For Spyre OpFuncs that do not have corresponding ATen operations, we use the @torch.library.custom_op decorator to define a new operation in customops.py. This has two pieces:

defining the signature of the operation (using @custom_op)
defining its fake function (using the @opname.register_fake that is defined as part of the @custom_op)

In addition, when defining a custom op, you will also need to do one of:

register a lowering for the custom op in lowering.py and add a method to SpyreOpFuncs in spyre_kernel.py. A canonical example is spyre.clamp.
register a decomposition for the custom op in decompositions.py that removes the custom op from the graph before lowering. We currently do not have any custom ops that use this option.
define a CustomPrePass or CustomPostPass that implements a more general graph rewrite that removes the custom op from the graph before lowering. We currently do not have any custom ops that use this option.

Custom ops as CPU fallbacks

When an ATen operation cannot run natively on Spyre for certain dtypes but can be decomposed on Spyre for others, we use a custom op to route the unsupported cases to a CPU fallback. The pattern is:

Define a custom op in customops.py with @torch.library.custom_op and a register_fake that returns the expected output shape/dtype. The implementation body raises RuntimeError (it is never called directly).
Register a Spyre-specific decomposition in decompositions.py that dispatches to either a native Spyre path or the custom fallback op based on dtype or other conditions.
Register a CPU fallback for the custom op in fallbacks.py using @register_fallback.

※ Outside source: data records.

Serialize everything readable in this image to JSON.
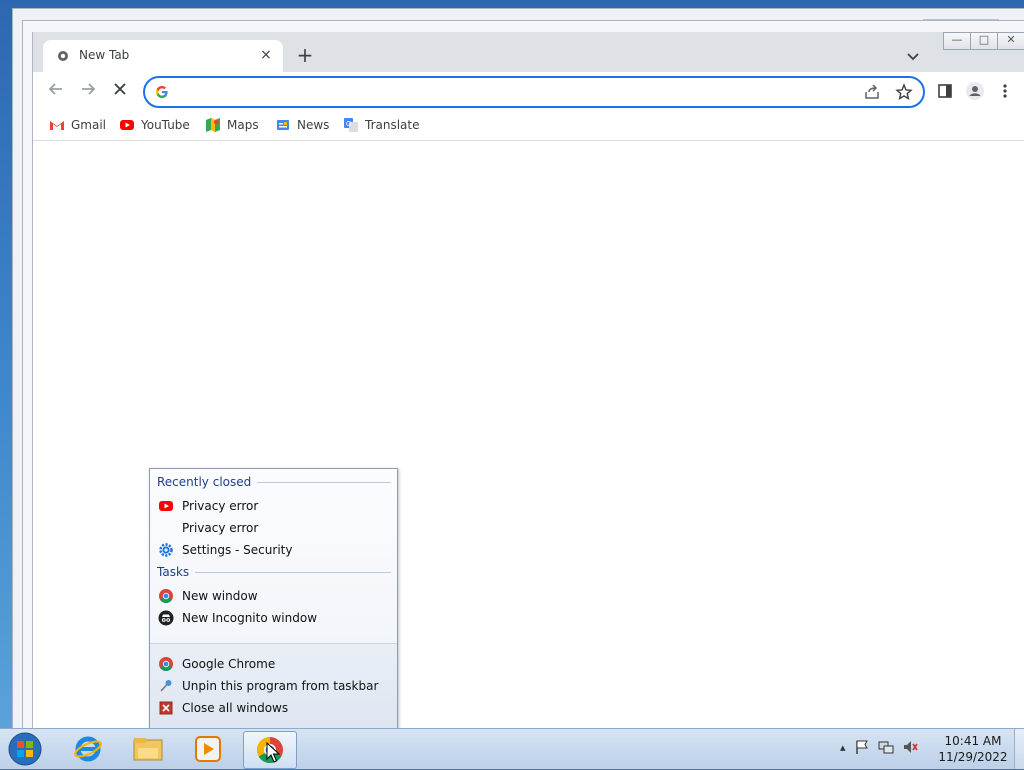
{
  "browser": {
    "tab": {
      "title": "New Tab",
      "close_label": "×"
    },
    "new_tab_label": "+",
    "window_controls": {
      "minimize": "—",
      "maximize": "□",
      "close": "✕"
    },
    "omnibox": {
      "value": "",
      "placeholder": ""
    },
    "bookmarks": [
      {
        "label": "Gmail",
        "icon": "gmail-icon"
      },
      {
        "label": "YouTube",
        "icon": "youtube-icon"
      },
      {
        "label": "Maps",
        "icon": "maps-icon"
      },
      {
        "label": "News",
        "icon": "news-icon"
      },
      {
        "label": "Translate",
        "icon": "translate-icon"
      }
    ]
  },
  "jumplist": {
    "recent_heading": "Recently closed",
    "recent_items": [
      {
        "label": "Privacy error",
        "icon": "youtube-icon"
      },
      {
        "label": "Privacy error",
        "icon": ""
      },
      {
        "label": "Settings - Security",
        "icon": "gear-icon"
      }
    ],
    "tasks_heading": "Tasks",
    "tasks": [
      {
        "label": "New window",
        "icon": "chrome-icon"
      },
      {
        "label": "New Incognito window",
        "icon": "incognito-icon"
      }
    ],
    "actions": [
      {
        "label": "Google Chrome",
        "icon": "chrome-icon"
      },
      {
        "label": "Unpin this program from taskbar",
        "icon": "unpin-icon"
      },
      {
        "label": "Close all windows",
        "icon": "close-window-icon"
      }
    ]
  },
  "taskbar": {
    "apps": [
      "internet-explorer-icon",
      "file-explorer-icon",
      "media-player-icon",
      "chrome-icon"
    ],
    "clock": {
      "time": "10:41 AM",
      "date": "11/29/2022"
    },
    "tray_arrow": "▴"
  },
  "colors": {
    "accent": "#1a73e8",
    "taskbar": "#c6d7ec",
    "jump_heading": "#1e3f8a"
  }
}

Canonical examples are spyre::max_dim_int64_fallback and spyre::min_dim_int64_fallback, which fall back to CPU for int64 reductions while the fp16/fp32 cases run natively on Spyre via decomposition.

Modifying existing kernels: wrap, never reconstruct

When a compiler pass needs to alter how an existing ComputedBuffer computes its values, always wrap the original inner_fn using a WrapperHandler subclass — never attempt to rebuild inner_fn from scratch.

Why: inner_fn index expressions are symbolic; they are bound to the specific sympy objects created during lowering. Rebuilding the function from scratch produces fresh symbolic expressions that are structurally similar but not the same objects, causing silent wrong-code bugs that are hard to detect (see issue #2797).

Correct pattern:

class _MyHandler(WrapperHandler):
    def load(self, name, index):
        # intercept specific loads; delegate everything else
        return super().load(self._name_map.get(name, name), index)

def new_inner_fn(*args, _orig=orig_inner):
    with V.set_ops_handler(_MyHandler(V.ops, ...)):
        return _orig(*args)

Canonical implementations: NameSwapHandler in insert_restickify.py, _SplitOpsHandler and _IntermediateOpHandler in split_multi_ops.py.